CHALLENGING LINGUISTIC INEQUITIES IN MULTILINGUAL SCHOOL COMMUNITIES
المؤلف:
Tara Goldstein
المصدر:
Teaching and Learning in a Multilingual School
الجزء والصفحة:
P126-C7
2025-10-02
230
CHALLENGING LINGUISTIC INEQUITIES IN MULTILINGUAL SCHOOL COMMUNITIES
Moving to an analysis of whether or not the school board policy that accepted student multilingualism at Northside was able to challenge any of the linguistic inequities facing the ESOL students studying there, I discuss some of the pedagogical approaches that supported student multilingual ism at the school. Following sociolinguists Monica Heller, Marilyn Mar tin-Jones, and Makul Saxena, I look at these approaches in terms of whether or not they encouraged the use of languages other than English on or off the "center stage" of the classroom floor.1
Students who were learning math from an introductory lecture by Mrs. Lo (before practicing problems on their own or in small groups on a shared stage) did not perform on center stage unless they were asked to explain a problem to other students during the lecture. This center stage performance was always undertaken in English. The association of English with center stage teaching performances can be traced back to the Language for Learning Policy, which clearly stated that English was the language of instruction in the school board's schools. Although the policy encouraged institutional student multilingualism (for the purposes of assisting each other), the use of languages other than English to teach while occupying (as opposed to sharing) center stage was not legitimate. This may explain why Mrs. Lo talked about her work at Northside as encompassing three different roles: teacher, helper, and counselor. It was only in the roles of helper and counselor, off center stage, that she used Cantonese and Mandarin because it was only in those roles that the use of languages other than English was legitimate.
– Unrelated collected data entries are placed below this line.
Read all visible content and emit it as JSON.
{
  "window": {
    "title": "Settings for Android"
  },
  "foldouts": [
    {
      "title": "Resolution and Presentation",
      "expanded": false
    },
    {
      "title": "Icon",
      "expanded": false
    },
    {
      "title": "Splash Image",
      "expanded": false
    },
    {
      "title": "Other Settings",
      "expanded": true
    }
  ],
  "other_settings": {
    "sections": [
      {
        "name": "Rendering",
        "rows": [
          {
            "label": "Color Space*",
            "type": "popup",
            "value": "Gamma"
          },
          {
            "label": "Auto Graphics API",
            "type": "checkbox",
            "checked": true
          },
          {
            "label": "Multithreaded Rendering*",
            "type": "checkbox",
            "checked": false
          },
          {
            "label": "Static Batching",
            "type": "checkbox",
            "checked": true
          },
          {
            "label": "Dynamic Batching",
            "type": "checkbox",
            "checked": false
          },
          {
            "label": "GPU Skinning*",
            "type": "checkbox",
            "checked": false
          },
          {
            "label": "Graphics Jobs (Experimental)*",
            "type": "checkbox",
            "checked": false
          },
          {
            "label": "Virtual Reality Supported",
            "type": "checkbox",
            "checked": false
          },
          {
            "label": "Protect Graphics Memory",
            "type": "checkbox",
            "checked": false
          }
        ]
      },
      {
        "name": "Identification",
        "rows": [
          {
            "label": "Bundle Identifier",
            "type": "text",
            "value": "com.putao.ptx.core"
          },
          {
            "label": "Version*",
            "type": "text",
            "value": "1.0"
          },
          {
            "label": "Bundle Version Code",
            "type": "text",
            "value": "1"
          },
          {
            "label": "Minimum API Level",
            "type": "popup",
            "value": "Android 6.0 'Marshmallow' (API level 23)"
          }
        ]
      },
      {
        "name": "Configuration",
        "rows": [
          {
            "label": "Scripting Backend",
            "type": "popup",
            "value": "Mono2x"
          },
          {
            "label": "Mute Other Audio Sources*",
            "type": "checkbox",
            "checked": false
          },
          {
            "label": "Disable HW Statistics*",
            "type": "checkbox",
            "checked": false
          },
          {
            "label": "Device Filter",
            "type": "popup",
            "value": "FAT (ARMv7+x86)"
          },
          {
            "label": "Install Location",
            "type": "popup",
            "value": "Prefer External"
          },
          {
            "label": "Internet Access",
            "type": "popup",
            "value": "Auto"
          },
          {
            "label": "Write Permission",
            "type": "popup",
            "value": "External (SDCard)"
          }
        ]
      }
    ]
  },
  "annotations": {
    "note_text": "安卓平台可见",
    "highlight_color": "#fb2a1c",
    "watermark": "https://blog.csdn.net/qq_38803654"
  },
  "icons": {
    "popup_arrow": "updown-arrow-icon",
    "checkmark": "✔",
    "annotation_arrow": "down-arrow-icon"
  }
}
The exclusive use of English for teaching on center stage of the classroom floor sent a strong message to students about the value of different languages used in school. English was the legitimate language at the school and was valued more highly despite the recognition that "all languages and varieties of languages are equally valid forms of thought and communication" (Language for Learning Policy, p. 8). However, Mrs. Lo limited the amount of time she spent teaching on center stage and the amount of time English maintained its legitimacy in her classroom. After her introductory lesson on center stage, Mrs. Lo involved her students in "classroom practice activities," which transformed her classroom space into a shared stage. On this shared stage, the use of languages other than English was accepted and challenged the dominance of English. Similarly, during the painting unit in Ms. Edwards' class, students worked on a shared multilingual stage and were able to advise each other in whatever language they desired as they worked on their different projects. This establishment of a shared stage not only momentarily challenged the dominance of English, but also challenged coercive relations of power underlying standard English ideology and traditional roles of authority in the classroom.
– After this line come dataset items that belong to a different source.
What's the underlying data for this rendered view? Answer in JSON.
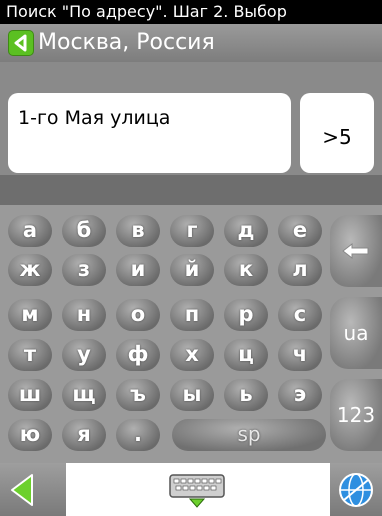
{
  "title": "Поиск \"По адресу\". Шаг 2. Выбор",
  "location": {
    "label": "Москва, Россия",
    "back_icon": "back-arrow-icon",
    "accent": "#5bc022"
  },
  "search": {
    "query": "1-го Мая улица",
    "match_count": ">5"
  },
  "keyboard": {
    "rows": [
      [
        "а",
        "б",
        "в",
        "г",
        "д",
        "е"
      ],
      [
        "ж",
        "з",
        "и",
        "й",
        "к",
        "л"
      ],
      [
        "м",
        "н",
        "о",
        "п",
        "р",
        "с"
      ],
      [
        "т",
        "у",
        "ф",
        "х",
        "ц",
        "ч"
      ],
      [
        "ш",
        "щ",
        "ъ",
        "ы",
        "ь",
        "э"
      ],
      [
        "ю",
        "я",
        "."
      ]
    ],
    "space_label": "sp",
    "backspace_icon": "backspace-arrow-icon",
    "lang_label": "ua",
    "numeric_label": "123"
  },
  "bottombar": {
    "back_icon": "back-triangle-icon",
    "keyboard_icon": "keyboard-icon",
    "globe_icon": "globe-icon"
  }
}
Mrs. Lo and Ms. Edgars' creation of a shared multilingual stage in their classrooms, made possible by the acceptance of student multilingualism in the Language for Learning Policy Language, allowed them to challenge the linguistic disadvantage of having to always perform academically in a second or other language. Another challenge of linguistic disadvantage occurred—on center stage—in Mr. Robertson's class, when a student chose to make an oral presentation that involved the use of another language. Here the student presenter, who did an analysis of a Chinese poem that he had performed twice, once in Chinese and once in English, was using Chinese on center stage to complete an oral assignment that was being evaluated for academic credit.
To summarize, a school board language policy that accepts student multilingualism at the same time as it names English as the official, legitimate language of instruction in its schools provides teachers with a space to challenge linguistic inequities facing ESOL students in small, momentary ways. At Northside, such work was undertaken by creating a shared, multilingual stage in the classroom. Such a strategy, however, was not unproblematic. Given the powerful discourses of linguistic privilege and discrimination operating in our society, teachers who created a shared multilingual stage in their classrooms found themselves needing to negotiate a variety of dilemmas of speech, silence, and exclusion. Learning how to negotiate these dilemmas effectively is extremely important for teachers who work to create a shared stage in their own multilingual classrooms.
1 See Heller and Martin-Jones (2001) and Martin-Jones and Saxena (2001).